Chris Cornell died on May 18th, 2017. Chester Bennington died on July 20th, 2017, which also happened to be Cornell’s birthday. Birthdays, holidays and other special occasions can often be triggers for people who are on the edge of life, and this proved to be no different.
Sadly, I can’t think of another case that better exemplifies the saying “misery loves company.”
The problem with celebrity deaths is not necessarily the at-times gruesome details placed into headlines to get clicks (read: TMZ), or the immediate suggestion of addiction being the sole culprit of such a sad event; but instead, we as a society strip away one’s humanity, and completely ignore that depression is all too real for lots of people.
Sure, celebrities have staggering riches in the form of property, vehicles, etc., but some of them remind us how human they really are through their art.
They also have problems. They also have vices. And, they also have mental health issues.

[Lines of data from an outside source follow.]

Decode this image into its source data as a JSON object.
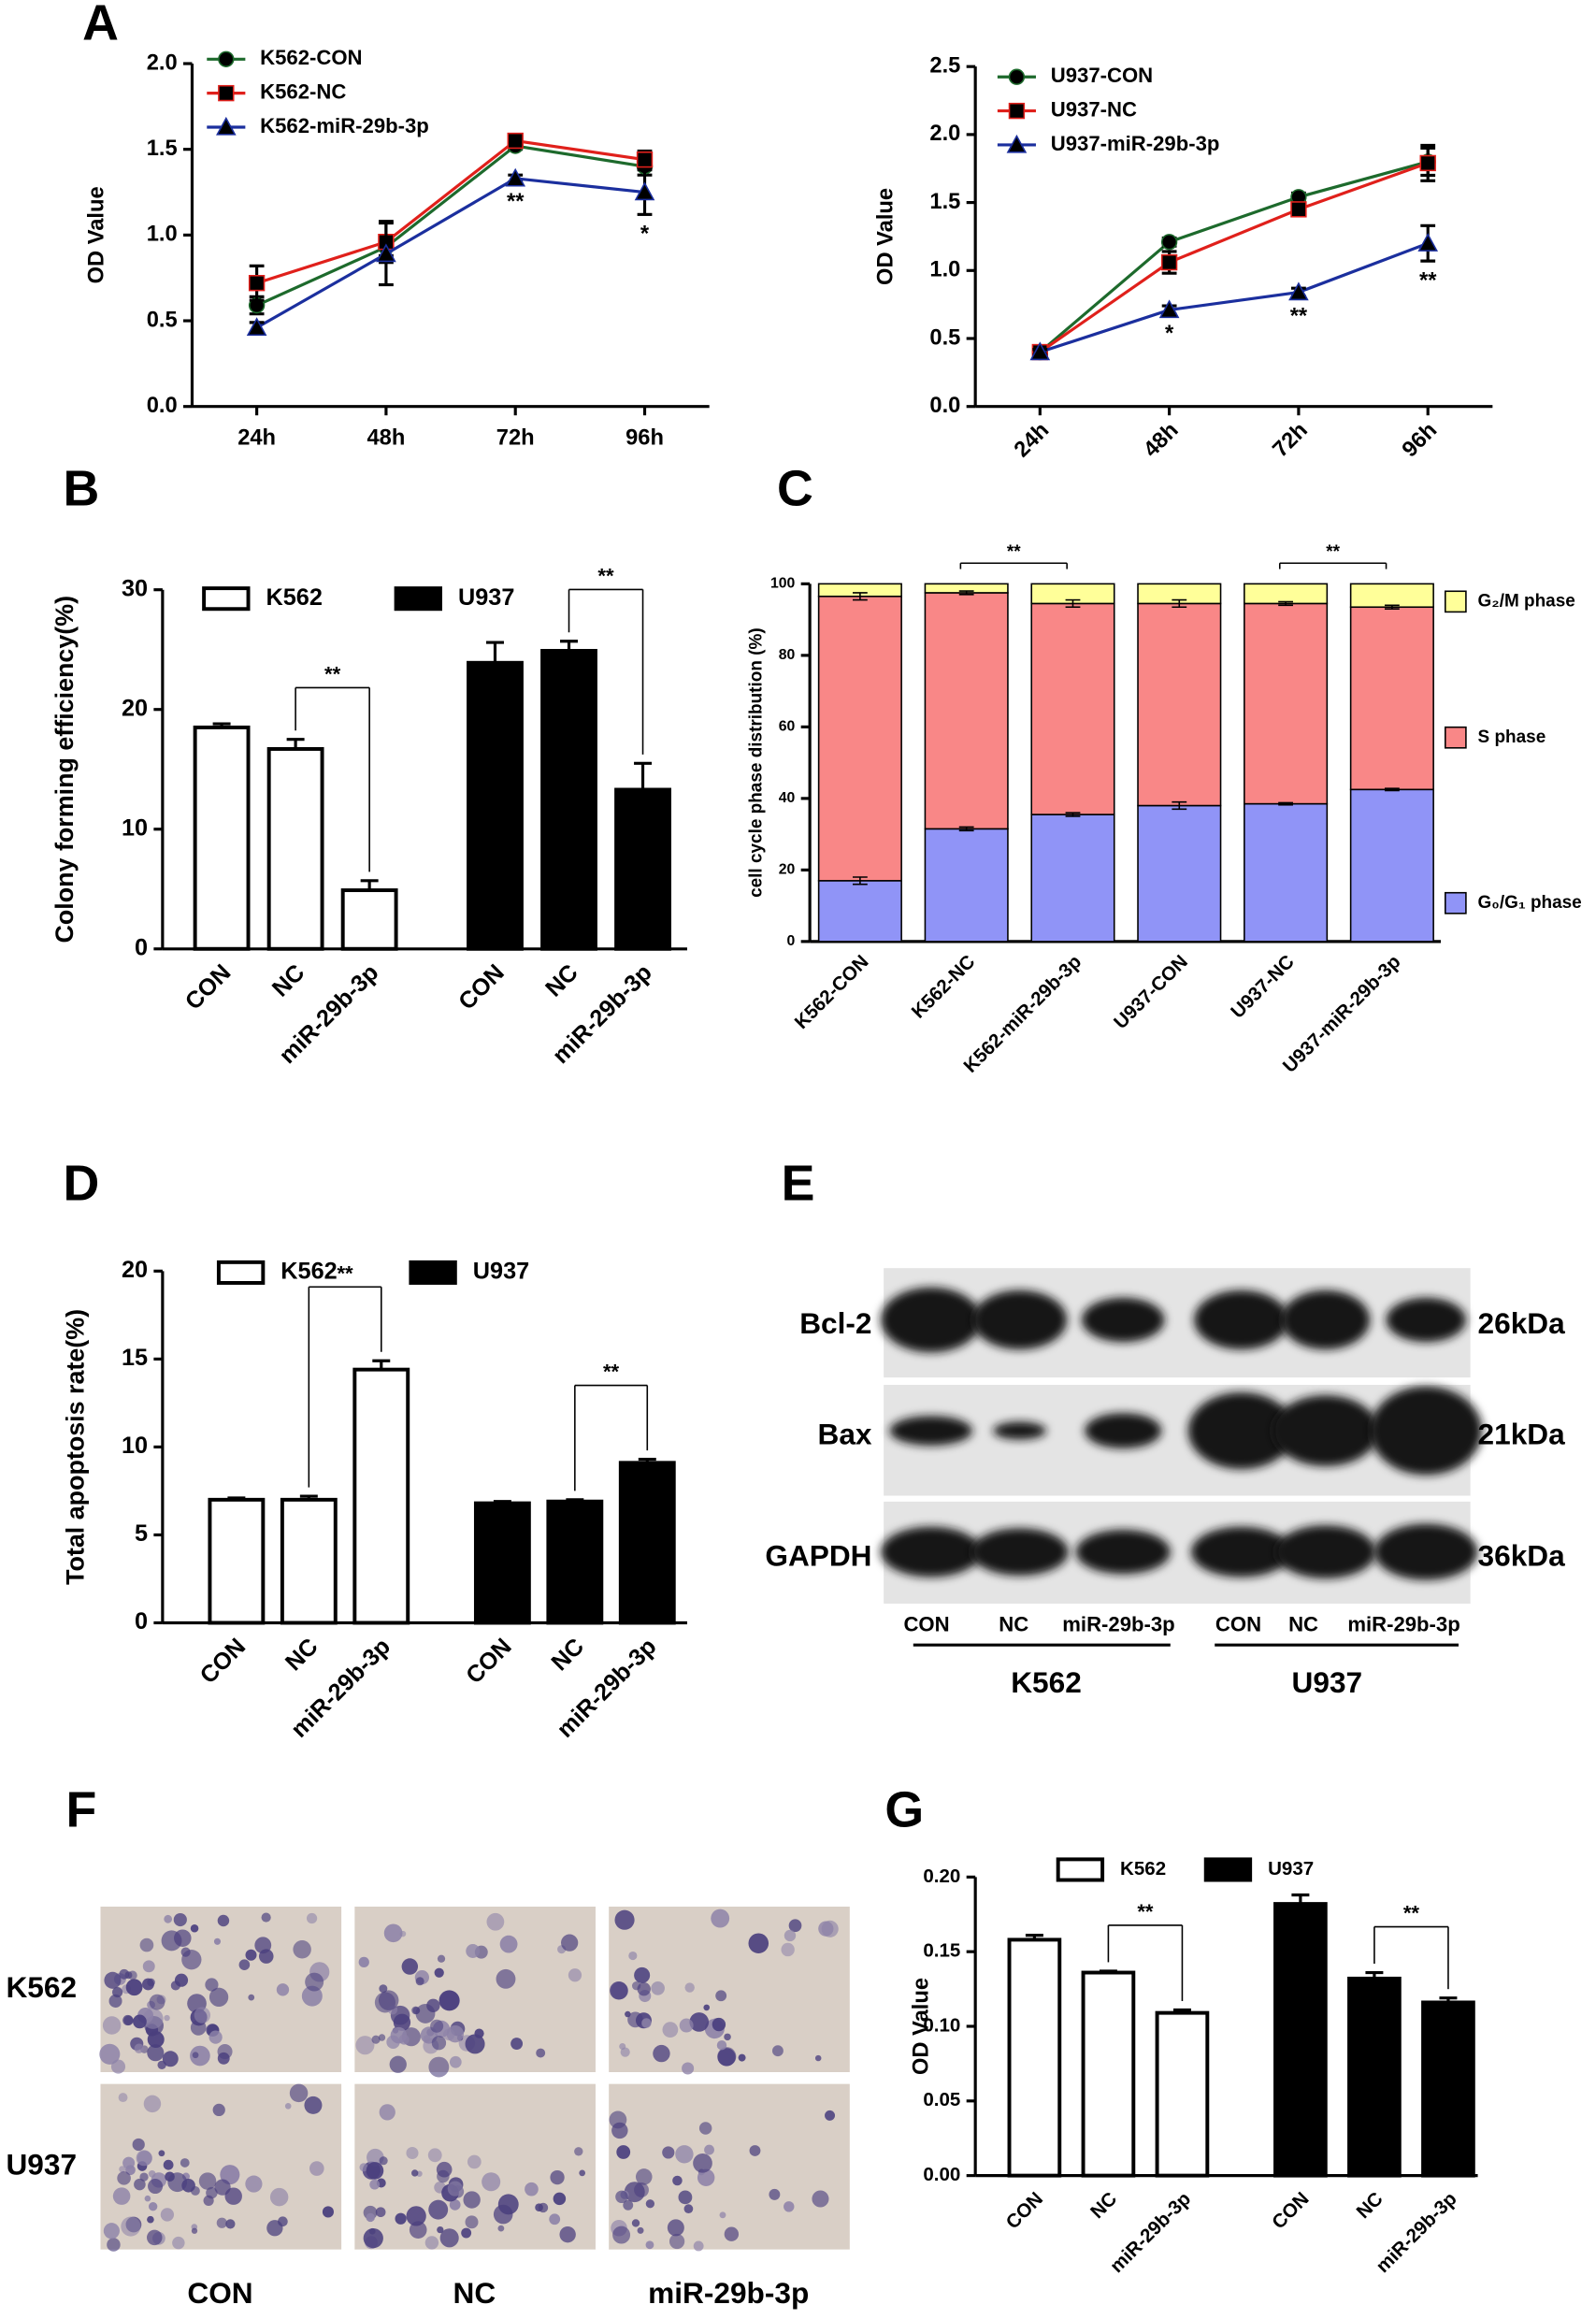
{
  "chart_data": [
    {
      "panel": "A",
      "type": "line",
      "ylabel": "OD Value",
      "categories": [
        "24h",
        "48h",
        "72h",
        "96h"
      ],
      "series": [
        {
          "name": "K562-CON",
          "color": "#1d6a2c",
          "marker": "circle",
          "values": [
            0.59,
            0.93,
            1.52,
            1.4
          ],
          "errors": [
            0.05,
            0.05,
            0.02,
            0.05
          ]
        },
        {
          "name": "K562-NC",
          "color": "#e0201b",
          "marker": "square",
          "values": [
            0.72,
            0.96,
            1.55,
            1.44
          ],
          "errors": [
            0.1,
            0.12,
            0.02,
            0.05
          ]
        },
        {
          "name": "K562-miR-29b-3p",
          "color": "#1b2f9e",
          "marker": "triangle",
          "values": [
            0.46,
            0.89,
            1.33,
            1.25
          ],
          "errors": [
            0.03,
            0.18,
            0.02,
            0.13
          ],
          "annotations": [
            null,
            null,
            "**",
            "*"
          ]
        }
      ],
      "ylim": [
        0,
        2
      ],
      "yticks": [
        {
          "value": 0,
          "label": "0.0"
        },
        0.5,
        {
          "value": 1,
          "label": "1.0"
        },
        1.5,
        {
          "value": 2,
          "label": "2.0"
        }
      ]
    },
    {
      "type": "line",
      "ylabel": "OD Value",
      "categories": [
        "24h",
        "48h",
        "72h",
        "96h"
      ],
      "series": [
        {
          "name": "U937-CON",
          "color": "#1d6a2c",
          "marker": "circle",
          "values": [
            0.4,
            1.21,
            1.54,
            1.8
          ],
          "errors": [
            0.02,
            0.03,
            0.03,
            0.1
          ]
        },
        {
          "name": "U937-NC",
          "color": "#e0201b",
          "marker": "square",
          "values": [
            0.4,
            1.06,
            1.45,
            1.79
          ],
          "errors": [
            0.02,
            0.08,
            0.04,
            0.13
          ]
        },
        {
          "name": "U937-miR-29b-3p",
          "color": "#1b2f9e",
          "marker": "triangle",
          "values": [
            0.4,
            0.71,
            0.84,
            1.2
          ],
          "errors": [
            0.02,
            0.03,
            0.03,
            0.13
          ],
          "annotations": [
            null,
            "*",
            "**",
            "**"
          ]
        }
      ],
      "ylim": [
        0,
        2.5
      ],
      "yticks": [
        {
          "value": 0,
          "label": "0.0"
        },
        0.5,
        {
          "value": 1,
          "label": "1.0"
        },
        1.5,
        {
          "value": 2,
          "label": "2.0"
        },
        2.5
      ]
    },
    {
      "panel": "B",
      "type": "bar",
      "ylabel": "Colony forming efficiency(%)",
      "categories": [
        "CON",
        "NC",
        "miR-29b-3p"
      ],
      "series": [
        {
          "name": "K562",
          "color": "#ffffff",
          "values": [
            18.5,
            16.7,
            4.9
          ],
          "errors": [
            0.3,
            0.8,
            0.8
          ]
        },
        {
          "name": "U937",
          "color": "#000000",
          "values": [
            23.9,
            24.9,
            13.3
          ],
          "errors": [
            1.7,
            0.8,
            2.2
          ]
        }
      ],
      "brackets": [
        {
          "series": 0,
          "from": 1,
          "to": 2,
          "label": "**"
        },
        {
          "series": 1,
          "from": 1,
          "to": 2,
          "label": "**"
        }
      ],
      "ylim": [
        0,
        30
      ],
      "yticks": [
        0,
        10,
        20,
        30
      ]
    },
    {
      "panel": "C",
      "type": "stacked-bar",
      "ylabel": "cell cycle phase distribution (%)",
      "categories": [
        "K562-CON",
        "K562-NC",
        "K562-miR-29b-3p",
        "U937-CON",
        "U937-NC",
        "U937-miR-29b-3p"
      ],
      "series": [
        {
          "name": "G₀/G₁ phase",
          "color": "#9094f7",
          "values": [
            17,
            31.5,
            35.5,
            38,
            38.5,
            42.5
          ],
          "errors": [
            1,
            0.5,
            0.5,
            1,
            0.3,
            0.3
          ]
        },
        {
          "name": "S phase",
          "color": "#f98787",
          "values": [
            79.5,
            66,
            59,
            56.5,
            56,
            51
          ],
          "errors": [
            1,
            0.5,
            1,
            1,
            0.5,
            0.5
          ]
        },
        {
          "name": "G₂/M phase",
          "color": "#ffff99",
          "values": [
            3.5,
            2.5,
            5.5,
            5.5,
            5.5,
            6.5
          ]
        }
      ],
      "brackets": [
        {
          "from": 1,
          "to": 2,
          "label": "**"
        },
        {
          "from": 4,
          "to": 5,
          "label": "**"
        }
      ],
      "ylim": [
        0,
        100
      ],
      "yticks": [
        0,
        20,
        40,
        60,
        80,
        100
      ]
    },
    {
      "panel": "D",
      "type": "bar",
      "ylabel": "Total apoptosis rate(%)",
      "categories": [
        "CON",
        "NC",
        "miR-29b-3p"
      ],
      "series": [
        {
          "name": "K562",
          "color": "#ffffff",
          "values": [
            7.0,
            7.0,
            14.4
          ],
          "errors": [
            0.1,
            0.2,
            0.5
          ]
        },
        {
          "name": "U937",
          "color": "#000000",
          "values": [
            6.8,
            6.9,
            9.1
          ],
          "errors": [
            0.1,
            0.1,
            0.2
          ]
        }
      ],
      "brackets": [
        {
          "series": 0,
          "from": 1,
          "to": 2,
          "label": "**"
        },
        {
          "series": 1,
          "from": 1,
          "to": 2,
          "label": "**"
        }
      ],
      "ylim": [
        0,
        20
      ],
      "yticks": [
        0,
        5,
        10,
        15,
        20
      ]
    },
    {
      "panel": "G",
      "type": "bar",
      "ylabel": "OD Value",
      "categories": [
        "CON",
        "NC",
        "miR-29b-3p"
      ],
      "series": [
        {
          "name": "K562",
          "color": "#ffffff",
          "values": [
            0.158,
            0.136,
            0.109
          ],
          "errors": [
            0.003,
            0.001,
            0.002
          ]
        },
        {
          "name": "U937",
          "color": "#000000",
          "values": [
            0.182,
            0.132,
            0.116
          ],
          "errors": [
            0.006,
            0.004,
            0.003
          ]
        }
      ],
      "brackets": [
        {
          "series": 0,
          "from": 1,
          "to": 2,
          "label": "**"
        },
        {
          "series": 1,
          "from": 1,
          "to": 2,
          "label": "**"
        }
      ],
      "ylim": [
        0,
        0.2
      ],
      "yticks": [
        {
          "value": 0,
          "label": "0.00"
        },
        0.05,
        {
          "value": 0.1,
          "label": "0.10"
        },
        0.15,
        {
          "value": 0.2,
          "label": "0.20"
        }
      ]
    }
  ],
  "blot": {
    "panel": "E",
    "proteins": [
      "Bcl-2",
      "Bax",
      "GAPDH"
    ],
    "sizes": [
      "26kDa",
      "21kDa",
      "36kDa"
    ],
    "lanes": [
      "CON",
      "NC",
      "miR-29b-3p",
      "CON",
      "NC",
      "miR-29b-3p"
    ],
    "groups": [
      "K562",
      "U937"
    ]
  },
  "micrographs": {
    "panel": "F",
    "rows": [
      "K562",
      "U937"
    ],
    "columns": [
      "CON",
      "NC",
      "miR-29b-3p"
    ]
  }
}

What does someone dealing with mental health look like?
People working on their mental health issues don’t have crutches or wheelchairs that designate them as having said illness(es). Every single person that combats their illness(es) looks like you, sounds like me, and often do everyday things that what we all do.

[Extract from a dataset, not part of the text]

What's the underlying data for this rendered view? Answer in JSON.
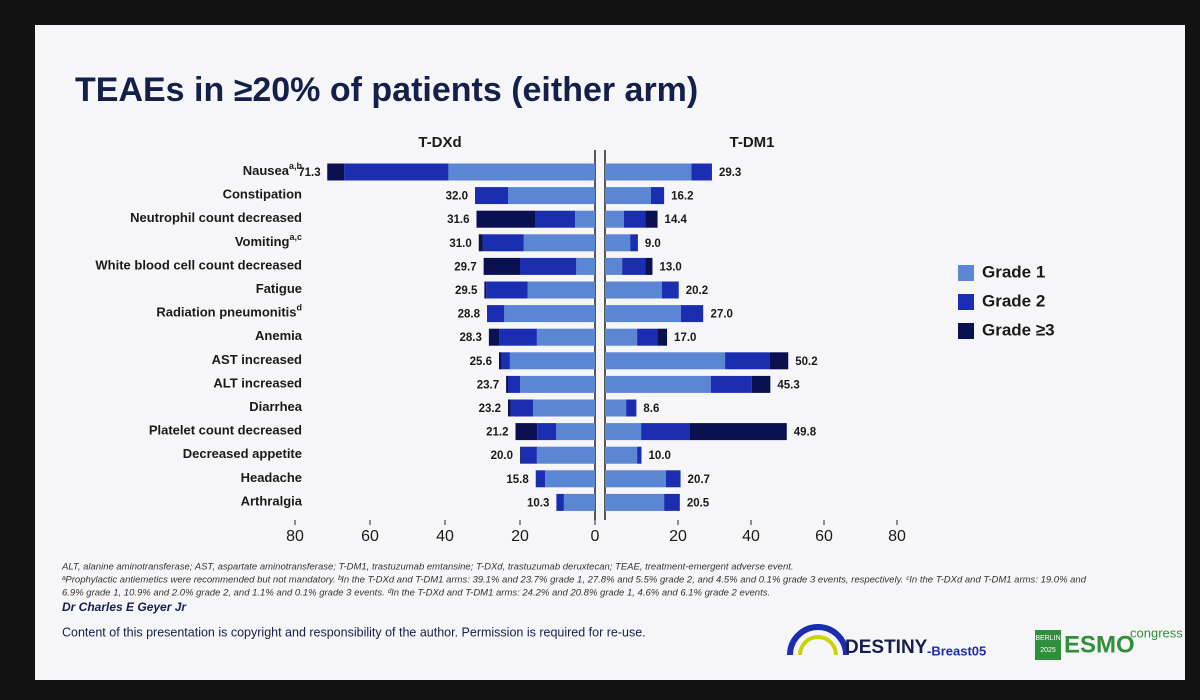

Chester had made it clear in his music and during his life the demons he faced often. Chris had also done this, just not to the same public extent as his good friend did. People dealing with depression and suicidal thoughts are not going to reach out. Not directly.
When you add in the spotlight of being a celebrity, it’s no wonder someone with such fame feels that their struggle is magnified, and they don’t want to deal with such a personal battle in such a public way. It’s hard to blame someone for not coping well with this mix of issues.
How can I help someone?
The point of all of this is to remind everyone that reaching out to each other is fundamental to one’s mental well-being. If you see that someone hasn’t reached out in awhile or seemingly can’t reach out, check on them; regardless if it appears things are fine, they very well might not be.
Someone who appears the strongest or the funniest might need the most help. If people like Chris Cornell and Chester Bennington couldn’t handle depression and their demons with all of the resources they possessed around them, then clearly fame and money do not equate to a healthy mental state.
What might help with that is a system of supportive people around you. Such connections can likely save some lives, especially for people who are judged by others due to their race, gender, class, religion, and a myriad of other identifiers that some people in positions of power think gives them the right to mistreat others.
There is no reason to add to someone’s struggles. The best way to avoid doing this is to treat each other better than we’ve been treated in times of difficulties, abuse, etc. That might be one of the many steps that need to be taken when it comes to healing those who are dealing with what Chester and Chris were experiencing.